For the show, Bose spray-painted masks around the eyes of several of the Flying Spiders in his photographs, in homage to the superhero status that Som bestowed upon them.

“Part of this idea is that we veil ourselves, you know, behind these masks, behind these personas that we are on stage,” Bose said.

Som nicknamed pianist Nguyen “Queen Bee,” which makes her role as the band’s historian and audio documentarian especially fitting. Nguyen worked at The Spokesman-Review as a digital media producer with Som, who wrote a column for the 7 section, and photographer Bose, until all three were laid off in 2008. From the ashes, Som gathered the first Flying Spiders.

“I didn’t realize we were signing up for alter-egos, or to become part of his science fiction plot and dark superhero franchise,” Nguyen said. “I had the honor and privilege of making music with my best friends – magic that I imagine happening in basements and garages everywhere.”

Even something as common as numbers were an art to Som, so it was on Oct. 10, 2010, (10/10/10) that “The Flying Spiders featuring Som Jordan” performed their very first public show at the A Club.

An important part of Som’s artistic vision was to promote “social justice and connectedness,” Nguyen said. In that vein, the Terrain show will include a video created by Bose that gives disturbing personal testimonies of racist incidents experienced by several local artists and residents, including Shantell Jackson, Ginger Ewing and Carl Richardson. The video is titled after a Som lyric, “Happened Right Here.”

Several other artists with ties to the band created work for the exhibition, including Jason Corcoran, (aka Freetime Synthetic), a painter and graphic designer who occasionally rapped with the Spiders; Adam Crowell, a graphic designer who created the Flying Spiders art and albums; artist Tracy Poindexter-Canton; Spokane Falls Community College art professor Richardson; and graphic designer and emcee Jason Bagge. Som’s children Caleb and Osiah Jordan consulted on the show.

The exhibit includes a wall of Som’s lyrics for patrons to decipher, many with local references to other artists and friends. The turns of phrases and clever rhymes bring into sharp relief what an incredibly gifted writer and poet the rapper was.

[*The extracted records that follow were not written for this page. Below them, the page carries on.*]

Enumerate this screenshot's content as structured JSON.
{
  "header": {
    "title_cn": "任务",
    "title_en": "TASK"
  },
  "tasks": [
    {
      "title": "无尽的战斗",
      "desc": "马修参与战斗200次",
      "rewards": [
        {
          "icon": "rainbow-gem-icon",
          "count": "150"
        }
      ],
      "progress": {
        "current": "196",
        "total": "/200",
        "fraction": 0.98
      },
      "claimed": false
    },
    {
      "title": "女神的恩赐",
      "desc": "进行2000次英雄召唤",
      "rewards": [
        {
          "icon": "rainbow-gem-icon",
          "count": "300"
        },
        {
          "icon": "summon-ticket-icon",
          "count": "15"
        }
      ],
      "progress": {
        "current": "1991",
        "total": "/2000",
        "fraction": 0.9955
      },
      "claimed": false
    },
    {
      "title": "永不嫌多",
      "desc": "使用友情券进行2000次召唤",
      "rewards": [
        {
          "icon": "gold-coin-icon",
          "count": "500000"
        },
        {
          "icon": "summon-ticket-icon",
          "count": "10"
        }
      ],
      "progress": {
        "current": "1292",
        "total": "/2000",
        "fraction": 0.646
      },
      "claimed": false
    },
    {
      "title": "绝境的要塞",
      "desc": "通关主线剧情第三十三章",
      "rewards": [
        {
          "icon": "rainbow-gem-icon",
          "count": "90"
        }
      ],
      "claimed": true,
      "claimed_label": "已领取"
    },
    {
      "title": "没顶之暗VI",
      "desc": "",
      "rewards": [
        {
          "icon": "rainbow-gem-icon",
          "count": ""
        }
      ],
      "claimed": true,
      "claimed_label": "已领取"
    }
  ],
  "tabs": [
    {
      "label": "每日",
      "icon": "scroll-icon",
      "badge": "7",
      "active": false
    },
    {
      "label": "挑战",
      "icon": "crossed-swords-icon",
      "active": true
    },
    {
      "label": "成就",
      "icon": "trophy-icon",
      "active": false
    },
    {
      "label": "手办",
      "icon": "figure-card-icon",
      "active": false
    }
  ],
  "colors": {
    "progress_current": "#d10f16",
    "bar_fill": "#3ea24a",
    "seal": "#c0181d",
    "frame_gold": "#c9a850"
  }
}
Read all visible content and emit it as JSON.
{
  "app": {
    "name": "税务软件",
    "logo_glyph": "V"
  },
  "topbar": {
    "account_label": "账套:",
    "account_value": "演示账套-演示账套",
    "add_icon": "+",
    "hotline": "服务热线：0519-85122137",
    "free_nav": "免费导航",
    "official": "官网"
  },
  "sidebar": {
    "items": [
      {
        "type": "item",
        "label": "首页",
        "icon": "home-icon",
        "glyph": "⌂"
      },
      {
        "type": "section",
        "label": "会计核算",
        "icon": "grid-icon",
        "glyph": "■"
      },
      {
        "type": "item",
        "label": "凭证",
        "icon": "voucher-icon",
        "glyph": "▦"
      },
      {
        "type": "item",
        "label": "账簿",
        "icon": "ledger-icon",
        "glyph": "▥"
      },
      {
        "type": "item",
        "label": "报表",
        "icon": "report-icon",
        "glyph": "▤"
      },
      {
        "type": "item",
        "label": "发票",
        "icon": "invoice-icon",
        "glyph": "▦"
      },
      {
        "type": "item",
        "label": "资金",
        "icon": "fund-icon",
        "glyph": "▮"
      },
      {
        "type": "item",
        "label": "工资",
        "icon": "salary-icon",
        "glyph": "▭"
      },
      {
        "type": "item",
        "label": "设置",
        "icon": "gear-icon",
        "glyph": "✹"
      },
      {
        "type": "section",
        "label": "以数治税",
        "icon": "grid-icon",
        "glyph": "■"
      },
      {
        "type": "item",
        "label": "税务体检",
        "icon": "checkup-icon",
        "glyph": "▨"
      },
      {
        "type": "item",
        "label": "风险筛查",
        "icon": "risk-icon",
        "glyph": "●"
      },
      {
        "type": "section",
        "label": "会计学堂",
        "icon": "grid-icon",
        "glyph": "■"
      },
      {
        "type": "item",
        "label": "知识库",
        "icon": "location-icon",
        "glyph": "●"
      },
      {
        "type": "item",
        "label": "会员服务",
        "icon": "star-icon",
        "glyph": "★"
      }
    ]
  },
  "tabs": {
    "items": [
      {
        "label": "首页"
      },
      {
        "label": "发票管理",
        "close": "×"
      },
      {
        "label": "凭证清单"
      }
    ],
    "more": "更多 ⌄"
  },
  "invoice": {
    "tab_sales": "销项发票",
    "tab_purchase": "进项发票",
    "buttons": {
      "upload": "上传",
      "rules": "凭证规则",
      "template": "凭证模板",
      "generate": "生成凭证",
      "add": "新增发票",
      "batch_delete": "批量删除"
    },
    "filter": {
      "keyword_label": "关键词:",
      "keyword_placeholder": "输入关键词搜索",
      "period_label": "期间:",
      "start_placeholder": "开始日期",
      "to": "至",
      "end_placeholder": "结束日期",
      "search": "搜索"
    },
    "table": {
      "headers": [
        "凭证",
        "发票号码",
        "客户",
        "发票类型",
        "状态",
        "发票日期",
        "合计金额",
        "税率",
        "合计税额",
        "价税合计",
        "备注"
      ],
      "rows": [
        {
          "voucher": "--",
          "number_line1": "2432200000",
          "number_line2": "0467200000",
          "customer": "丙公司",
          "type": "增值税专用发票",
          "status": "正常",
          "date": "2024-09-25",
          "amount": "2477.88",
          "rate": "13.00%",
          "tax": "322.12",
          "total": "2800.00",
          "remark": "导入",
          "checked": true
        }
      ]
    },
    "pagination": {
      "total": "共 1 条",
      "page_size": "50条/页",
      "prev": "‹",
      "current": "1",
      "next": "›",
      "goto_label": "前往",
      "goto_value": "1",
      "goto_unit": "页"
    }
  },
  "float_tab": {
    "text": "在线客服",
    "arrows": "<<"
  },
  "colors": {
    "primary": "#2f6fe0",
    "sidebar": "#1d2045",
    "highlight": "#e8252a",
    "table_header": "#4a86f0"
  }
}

Here is Som’s song “Break Ya Spine:”

Divided by a river livin’ right next door

To some of the craziest white boys on Earth

But it really didn’t matter than cuz all of us was poor

All we had was a dream, driven by sports

I Jess write it on the Walter show it

I’m real live “Financial Lives of the Poets”

I’m retro, Spokane Metro, Benny and Joon, Yates and Coe I’m one thousand nine hundred and seventy four butterflies at the World Expo I’m Spokane’s Destro, I D.E.S.T.R.O.Y. like the last song did ask your stepbro I’m Spokane love

Spokane ain’t cool with the way that I get in the club

Spokane is a part of my anatomy

So take me out but you can’t take the town out of me

I’m a Black astronaut from Cheney I rest peacefully

And my whole family’s proud of me

And Spokane doubted me

Now I’m one of Spokane’s finest like the Seely Academy

No matter how hard I try I still can’t sing, like it or not

I’m a Spokane rhymist

And when I write it’s so heavy it’ll break ya spine

Som seemed to have been hitting a creative peak when his flame went out just three years after the Spiders officially took off. His loss still ripples through the massive web of local musicians, artists, and fans who were touched by his words and music.

Sometimes our most talented artists can also be the most broken inside. Art can hurt. Art can heal. Art can inspire. Art can keep going. Be an art.